In this study we have discussed the thermal origin of time on the basis of mathematical framework of information geometry. We have modeled a nonequilibrium relaxation process of the OM type in terms of a probability distribution function of events \(\{x\}\), \(P(x;t,\beta )\), in which time t and (inverse) temperature \(\beta\) are regarded as coarse-grained parameters. Relying on Bayes’ theorem, temperature and time are inferred statistically through measurements of the events. The relationship between time and temperature is then formulated in the framework of information geometry, in which the Fisher information metric plays an essential role. The usual recipe of the differential geometry in the two-dimensional parameter space of \(\beta\) and t leads to a simple equation for the scalar curvature as \(R = -1\). Then, we can form a reversed logic that this basic equation \(R = -1\) or \(R_{\mu \nu }=-g_{\mu \nu }/2\) has a solution for the Fisher information metric \(g_{\mu \nu }\) to characterize the relaxation process. Investigating the global behaviors of the metric tensors, we see a thermodynamic emergence of time.

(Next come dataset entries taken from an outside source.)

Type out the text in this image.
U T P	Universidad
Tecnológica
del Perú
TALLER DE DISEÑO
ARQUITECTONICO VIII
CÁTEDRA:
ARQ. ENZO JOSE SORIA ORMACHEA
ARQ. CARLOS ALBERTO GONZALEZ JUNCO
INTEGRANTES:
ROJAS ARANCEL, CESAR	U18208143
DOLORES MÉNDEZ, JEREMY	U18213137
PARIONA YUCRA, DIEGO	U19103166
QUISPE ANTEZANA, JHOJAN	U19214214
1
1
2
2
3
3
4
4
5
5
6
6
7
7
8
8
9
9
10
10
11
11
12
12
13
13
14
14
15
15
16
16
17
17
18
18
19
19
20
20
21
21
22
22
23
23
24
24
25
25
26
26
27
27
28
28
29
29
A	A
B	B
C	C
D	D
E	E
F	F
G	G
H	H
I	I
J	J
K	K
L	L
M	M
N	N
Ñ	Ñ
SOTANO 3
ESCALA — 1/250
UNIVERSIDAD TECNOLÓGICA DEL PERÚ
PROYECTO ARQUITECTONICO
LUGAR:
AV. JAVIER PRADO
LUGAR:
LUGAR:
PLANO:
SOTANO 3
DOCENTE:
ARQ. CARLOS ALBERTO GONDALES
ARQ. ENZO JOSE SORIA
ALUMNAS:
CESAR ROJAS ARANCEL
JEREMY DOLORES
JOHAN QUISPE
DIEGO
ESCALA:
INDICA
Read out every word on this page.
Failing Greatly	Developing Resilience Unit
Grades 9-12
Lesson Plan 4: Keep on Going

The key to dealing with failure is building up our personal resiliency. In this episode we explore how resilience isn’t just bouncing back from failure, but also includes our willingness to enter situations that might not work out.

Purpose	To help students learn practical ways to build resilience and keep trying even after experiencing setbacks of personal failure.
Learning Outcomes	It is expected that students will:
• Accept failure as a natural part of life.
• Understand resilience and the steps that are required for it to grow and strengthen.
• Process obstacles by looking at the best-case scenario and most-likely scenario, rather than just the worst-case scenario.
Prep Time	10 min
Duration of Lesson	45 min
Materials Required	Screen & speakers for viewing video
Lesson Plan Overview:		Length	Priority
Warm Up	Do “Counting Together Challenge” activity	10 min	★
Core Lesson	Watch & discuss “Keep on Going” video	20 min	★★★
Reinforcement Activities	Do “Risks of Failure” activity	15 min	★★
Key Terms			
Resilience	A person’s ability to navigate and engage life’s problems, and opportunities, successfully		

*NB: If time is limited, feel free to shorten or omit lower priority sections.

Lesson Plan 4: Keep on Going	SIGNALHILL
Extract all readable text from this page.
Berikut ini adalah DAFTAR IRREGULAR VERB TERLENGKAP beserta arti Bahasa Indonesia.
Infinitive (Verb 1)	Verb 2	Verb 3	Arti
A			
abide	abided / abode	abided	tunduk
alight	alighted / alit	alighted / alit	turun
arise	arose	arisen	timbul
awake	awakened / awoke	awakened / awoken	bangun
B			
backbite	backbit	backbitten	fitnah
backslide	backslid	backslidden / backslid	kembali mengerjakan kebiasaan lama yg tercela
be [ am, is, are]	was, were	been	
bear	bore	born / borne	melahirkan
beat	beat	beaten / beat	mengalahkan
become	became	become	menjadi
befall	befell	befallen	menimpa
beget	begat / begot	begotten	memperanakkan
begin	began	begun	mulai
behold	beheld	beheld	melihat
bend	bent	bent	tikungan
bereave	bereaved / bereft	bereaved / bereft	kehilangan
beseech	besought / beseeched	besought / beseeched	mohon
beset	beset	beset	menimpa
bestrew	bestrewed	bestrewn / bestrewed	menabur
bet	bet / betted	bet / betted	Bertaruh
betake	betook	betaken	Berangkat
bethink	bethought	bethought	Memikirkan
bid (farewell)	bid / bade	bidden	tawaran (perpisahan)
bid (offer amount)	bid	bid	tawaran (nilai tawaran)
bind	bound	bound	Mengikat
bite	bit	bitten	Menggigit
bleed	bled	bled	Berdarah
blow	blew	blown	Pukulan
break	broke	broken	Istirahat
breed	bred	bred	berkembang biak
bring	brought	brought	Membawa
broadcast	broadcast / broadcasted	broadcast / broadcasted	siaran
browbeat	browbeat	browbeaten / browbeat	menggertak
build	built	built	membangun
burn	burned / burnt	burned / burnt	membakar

This study has focused on a special case of the OM process for nonequilibrium relaxation phenomena. Therefore, we do not know how large a family of nonequilibrium processes can be described in terms of the present simple relation of \(R = -1\) obtained for the OM process. More generally, we may expect some equations such as dimensionless \(R =\) constant to describe a larger family of dynamical processes.

We have thus found in this work that the time and the temperature are essentially and intrinsically correlated. In particular, the present analysis provides a simple model to substantiate a concept that the time as a coarse-grained parameter appears in thermal manner through measurement or occurrence of events that take place statistically.